In [1]:
import pandas as pd
import numpy as np
import codecs
import re
import os
from datetime import datetime

### Goal
- Transform the system log into dataframe
- Each row record all activities happened within 1 second
- User actions include watch (default action), add way point, set goal, apply automation, engage payload
    - Apply automation is an one-shot action, user apply the system suggestion and the action finished immediately.

- Description of coding
    - vehicle status
        - 1: moving
        - 2: arrived target
        - 3: engage payload
        

### Set source directory, target file and keys

In [2]:
root_dir = "/Users/chanhsu/Projects/HRI/uav_hsmm/HMM_Experiment/RAW_DATA/TW/HRB_HW/"
csv_file = "/Users/chanhsu/Projects/HRI/uav_hsmm/uav_hsmm/data/data_20221107/TW/TW_HRB_HW.csv"

keys = (
    "file_name", "event_id", "time", 
    "action", "payload_act", "n_correct", "n_incorrect",
    "v1_x", "v1_y", "v2_x", "v2_y", "v3_x", "v3_y", "v4_x", "v4_y", "v5_x", "v5_y",
    "v1_target", "v2_target", "v3_target", "v4_target", "v5_target",
    "v1_status", "v2_status", "v3_status", "v4_status", "v5_status", 
    "ta_x", "ta_y", "tb_x", "tb_y", "tc_x", "tc_y", "td_x", "td_y", "te_x", "te_y", "tf_x", "tf_y", "tg_x", "tg_y",
    "h1_x", "h1_y", "h2_x", "h2_y", "h3_x", "h3_y", "h4_x", "h4_y", "h5_x", "h5_y", 
    "h6_x", "h6_y", "h7_x", "h7_y", "h8_x", "h8_y", "h9_x", "h9_y", "h10_x", "h10_y",
)
event_list = list()

In [3]:
os.listdir(root_dir)

['HRB4_HW.txt_fixed',
 'HRB3_HW.txt_fixed',
 'HRB13_HW.txt_fixed',
 'HRB14_HW.txt_fixed',
 'HRB2_HW.txt_fixed',
 'HRB5_HW.txt_fixed',
 'HRB15_HW.txt_fixed',
 'HRB8_HW.txt_fixed',
 'HRB9_HW.txt_fixed',
 'HRB7_HW.txt_fixed',
 'desktop.ini',
 'HRB10_HW.txt_fixed',
 'HRB1_HW.txt_fixed',
 'HRB6_HW.txt_fixed',
 'HRB16_HW.txt_fixed',
 'HRB11_HW.txt_fixed']

### Extract contents from log files

In [4]:
for file_name in os.listdir(root_dir):
    
    if file_name == "desktop.ini": 
        continue

    ## Initialize values
    event_num = 0
    num_correct = 0
    num_incorrect = 0
    action = None


    ## Load file content
    file_path = root_dir + file_name
    file = codecs.open(file_path, 'r', encoding='utf-8')
    lines  = file.readlines()
    # print(f"""file name: {file_path}""")

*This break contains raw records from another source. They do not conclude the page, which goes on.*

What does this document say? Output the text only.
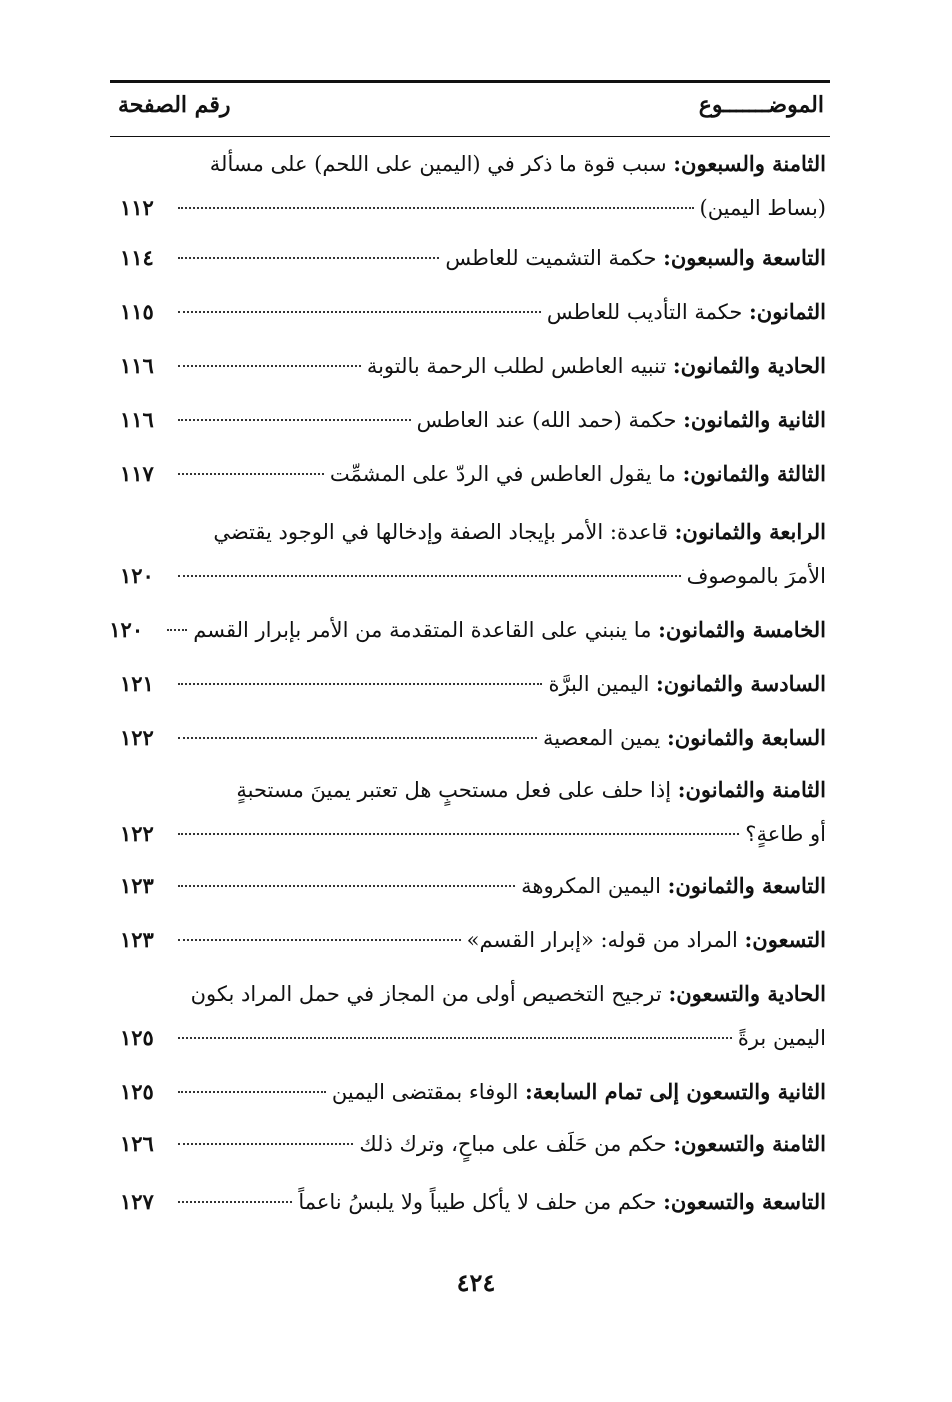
الموضـــــــوع
رقم الصفحة
الثامنة والسبعون: سبب قوة ما ذكر في (اليمين على اللحم) على مسألة
(بساط اليمين)
١١٢
التاسعة والسبعون: حكمة التشميت للعاطس
١١٤
الثمانون: حكمة التأديب للعاطس
١١٥
الحادية والثمانون: تنبيه العاطس لطلب الرحمة بالتوبة
١١٦
الثانية والثمانون: حكمة (حمد الله) عند العاطس
١١٦
الثالثة والثمانون: ما يقول العاطس في الردّ على المشمِّت
١١٧
الرابعة والثمانون: قاعدة: الأمر بإيجاد الصفة وإدخالها في الوجود يقتضي
الأمرَ بالموصوف
١٢٠
الخامسة والثمانون: ما ينبني على القاعدة المتقدمة من الأمر بإبرار القسم
١٢٠
السادسة والثمانون: اليمين البرَّة
١٢١
السابعة والثمانون: يمين المعصية
١٢٢
الثامنة والثمانون: إذا حلف على فعل مستحبٍ هل تعتبر يمينَ مستحبةٍ
أو طاعةٍ؟
١٢٢
التاسعة والثمانون: اليمين المكروهة
١٢٣
التسعون: المراد من قوله: «إبرار القسم»
١٢٣
الحادية والتسعون: ترجيح التخصيص أولى من المجاز في حمل المراد بكون
اليمين برةً
١٢٥
الثانية والتسعون إلى تمام السابعة: الوفاء بمقتضى اليمين
١٢٥
الثامنة والتسعون: حكم من حَلَف على مباحٍ، وترك ذلك
١٢٦
التاسعة والتسعون: حكم من حلف لا يأكل طيباً ولا يلبسُ ناعماً
١٢٧
٤٢٤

    ## remove first line from list (experiment start)
    lines.pop(0)

    new_event = dict(zip(keys, [None] * len(keys)))

    ## Start to transform
    # for i in range(len(lines)):
    for i in range(len(lines)):

        # initialize row
        if i == 0:
            new_event = dict(zip(keys, [None] * len(keys)))
    
        # debug message
        # if i % 10000 == 0:
        #     print(f"""line: {i}, content: {lines[i]}""")

        ## Update action
        if event_num == 0:
            new_event.update({"action": "watch"})
        
        elif re.search('WP add start', lines[i]) is not None:
            new_event.update({"action": "addWP" })
            continue

        elif re.search('WP add end', lines[i]) is not None or re.search('WP add canceled', lines[i]) is not None or re.search('Goal change end', lines[i]) is not None:
            new_event.update({"action": "watch" })
            continue

        elif re.search('Payload Finished', lines[i]) is not None:
            new_event.update({"action": "watch" })
        
        elif re.search('Payload Engaged', lines[i]) is not None:
            new_event.update({"action": "engagePayload" })
            continue
        
        # elif re.search('Payload Finished', lines[i]) is not None:
        #     new_event.update({"action": "watch" })
        #     continue

        elif re.search('Goal set start', lines[i]) is not None:
            new_event.update({"action": "setGoal" })
            continue
        
        # elif re.search('Goal change end', lines[i]) is not None:
        #     new_event.update({"action": "watch" })
        #     continue  
        
        elif re.search('User applies automation', lines[i]) is not None:
            new_event.update({"action": "applyAutomation" })
            continue

        ## Update number of correct and incorrect payload
        if re.search('Payload Finished, INCORRECT', lines[i]) is not None:
            print(lines[i])
            num_incorrect += 1
            
        elif re.search('Payload Finished, CORRECT', lines[i]) is not None:
            print(lines[i])
            num_correct += 1
        
        ## Update payload action: check / hit / safe
        if re.search("User check payload", lines[i]) is not None: 
            new_event.update({
                "payload_act": 0
            })
        elif re.search("User leaves payload by selecting HIT", lines[i]) is not None:
            new_event.update({
                "payload_act": 1
            })
        elif re.search("User leaves payload by selecting SAFE", lines[i]) is not None:
            new_event.update({
                "payload_act": 2
            })
            

        ## Vehicle position, status and target
        if re.search('id: 1', lines[i]) is not None: 
            v1_x = re.sub("\D", "", lines[i].split(" ")[3])
            v1_y = re.sub("\D", "", lines[i].split(" ")[4])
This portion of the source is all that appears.